Paris | Au terme d’une longue réunion, gouvernement et partenaires sociaux ne sont pas parvenus à trouver un compromis jeudi sur la réforme des retraites, contestée depuis deux semaines, éloignant l’espoir d’un retour à la normale des transports publics pendant les congés de Noël.
«Rien de concret (...) le premier ministre n’a pas entendu la rue», a déclaré à l’issue de la rencontre Philippe Martinez, leader du syndicat CGT à la pointe de la contestation qui paralyse les transports depuis le 5 décembre, en particulier en région parisienne.

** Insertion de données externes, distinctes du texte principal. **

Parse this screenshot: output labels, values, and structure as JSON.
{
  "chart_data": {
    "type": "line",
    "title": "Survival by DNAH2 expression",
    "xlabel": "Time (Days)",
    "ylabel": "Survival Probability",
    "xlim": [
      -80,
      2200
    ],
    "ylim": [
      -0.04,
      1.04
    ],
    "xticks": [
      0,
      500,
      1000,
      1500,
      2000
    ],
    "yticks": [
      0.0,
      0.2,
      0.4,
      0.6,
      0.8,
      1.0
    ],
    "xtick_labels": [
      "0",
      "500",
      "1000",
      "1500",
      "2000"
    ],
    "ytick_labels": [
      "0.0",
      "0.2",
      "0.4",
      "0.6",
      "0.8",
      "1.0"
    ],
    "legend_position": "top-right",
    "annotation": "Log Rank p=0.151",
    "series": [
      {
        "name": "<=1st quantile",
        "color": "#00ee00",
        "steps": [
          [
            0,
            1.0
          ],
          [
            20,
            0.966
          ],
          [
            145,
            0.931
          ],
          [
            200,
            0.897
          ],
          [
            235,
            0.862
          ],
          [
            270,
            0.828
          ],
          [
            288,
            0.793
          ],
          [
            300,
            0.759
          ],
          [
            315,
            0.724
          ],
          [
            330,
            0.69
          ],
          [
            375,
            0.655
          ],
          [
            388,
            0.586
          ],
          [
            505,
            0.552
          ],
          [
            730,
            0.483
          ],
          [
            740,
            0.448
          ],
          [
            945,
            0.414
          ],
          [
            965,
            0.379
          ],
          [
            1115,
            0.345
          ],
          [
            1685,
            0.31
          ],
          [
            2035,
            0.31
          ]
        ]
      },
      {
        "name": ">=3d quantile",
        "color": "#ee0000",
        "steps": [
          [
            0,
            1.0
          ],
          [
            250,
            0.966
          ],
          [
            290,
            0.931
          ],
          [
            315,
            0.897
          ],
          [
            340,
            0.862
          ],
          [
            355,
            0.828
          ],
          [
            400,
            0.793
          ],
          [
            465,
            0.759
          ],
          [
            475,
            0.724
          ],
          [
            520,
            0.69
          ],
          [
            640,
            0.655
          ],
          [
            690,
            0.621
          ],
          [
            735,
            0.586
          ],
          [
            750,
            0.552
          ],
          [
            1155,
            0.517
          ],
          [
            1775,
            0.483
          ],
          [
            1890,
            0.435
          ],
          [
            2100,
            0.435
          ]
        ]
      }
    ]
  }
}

L’intersyndicale (CGT, Force ouvrière, CFE-CGC, Solidaires et FSU), qui réclame le retrait pur et simple du projet du gouvernement, a appelé à une nouvelle journée de manifestations et de grèves le 9 janvier, a annoncé M. Martinez dans la foulée.
Un appel auquel ne s’est pas jointe la CFDT, le premier syndicat français qui soutient le principe de la réforme, mais s’oppose à une mesure visant à inciter les Français à travailler plus longtemps.
Les syndicats ne sont pas tous sur la même ligne face au système à point voulu par le gouvernement pour remplacer les 42 régimes de retraite existants, dont des régimes spéciaux qui permettent notamment aux conducteurs de train de partir plus tôt.
Le secrétaire général de la CFDT, Laurent Berger, a ainsi salué jeudi soir le « climat constructif » des discussions avec le premier ministre Édouard Philippe. Il a toutefois souligné qu’il restait « un point dur » sur la mise en place dès 2022 d’un « âge d’équilibre » de 64 ans. Cette mesure vise à maintenir l’équilibre financier du système, chacun pouvant continuer à partir à la retraite à 62 ans, mais avec un malus sur sa pension et un bonus pour ceux partant après.
De son côté, M. Philippe a estimé que la rencontre avait permis des «avancées» et annoncé qu’il réunirait de nouveau les partenaires sociaux «dans les premiers jours de janvier».
«La grève continue»
Dans l’immédiat, le chaos dans les transports risque de se poursuivre pendant les vacances de Noël, qui débutent vendredi soir, la CGT-Cheminots, principal syndicat au sein de la compagnie ferroviaire SNCF, ayant décidé de poursuivre la grève.
«La grève continue» et «deux actions sont programmées: le Noël des grévistes et des rassemblements le 28 décembre», a annoncé à l’AFP Laurent Brun, secrétaire général de la CGT-Cheminots, dont l’organisation représente environ un tiers des conducteurs de train et plus de 40% des contrôleurs.
L’Unsa ferroviaire, deuxième syndicat de la SNCF, a pour sa part demandé «une pause pour les vacances scolaires», a précisé à l’AFP son secrétaire général, Didier Mathis.
Près de 60% des trains prévus les 23 et 24 décembre ont pour l’instant été annulés à cause de la grève des cheminots.
Ces quinze jours de grève - qui ont aussi entraîné des blocages de ports ou de raffineries - commencent à peser sur l’économie. Les secteurs du commerce et du tourisme, pour lesquels la période des fêtes est cruciale, ont notamment vu leur chiffre d’affaires chuter de 25 à 45%. La situation est «catastrophique à Paris», selon l’Union des métiers et industries de l’hôtellerie (Umih).
Le système de retraite est un sujet éminemment sensible en France, la population restant attachée à un système par répartition jusqu’à présent réputé comme l’un des plus protecteurs au monde.
L’exécutif promet un dispositif «plus juste», quand les opposants à la réforme redoutent une «précarisation» des retraités, avec un départ plus tardif et des pensions plus basses.
Les détracteurs du projet comptent sur l’impopularité du président Emmanuel Macron pour sortir victorieux du conflit et sur un contexte social tendu depuis la mobilisation du mouvement social des «gilets jaunes», mais aussi sur les mécontentements exacerbés dans les hôpitaux et parmi les étudiants, les policiers et les agriculteurs.
Cette réforme est une promesse de campagne du président Macron, qui a fait de la «transformation» du pays la raison d’être de son quinquennat. Il joue donc gros dans ce conflit.
Des cortèges de manifestations ont été organisés jeudi dans toute la France. Lors des journées de mobilisation des 5 et 17 décembre, respectivement 806 000 et 615 000 personnes selon le ministère de l’Intérieur (1,5 et 1,8 million selon le syndicat CGT) ont manifesté dans le pays.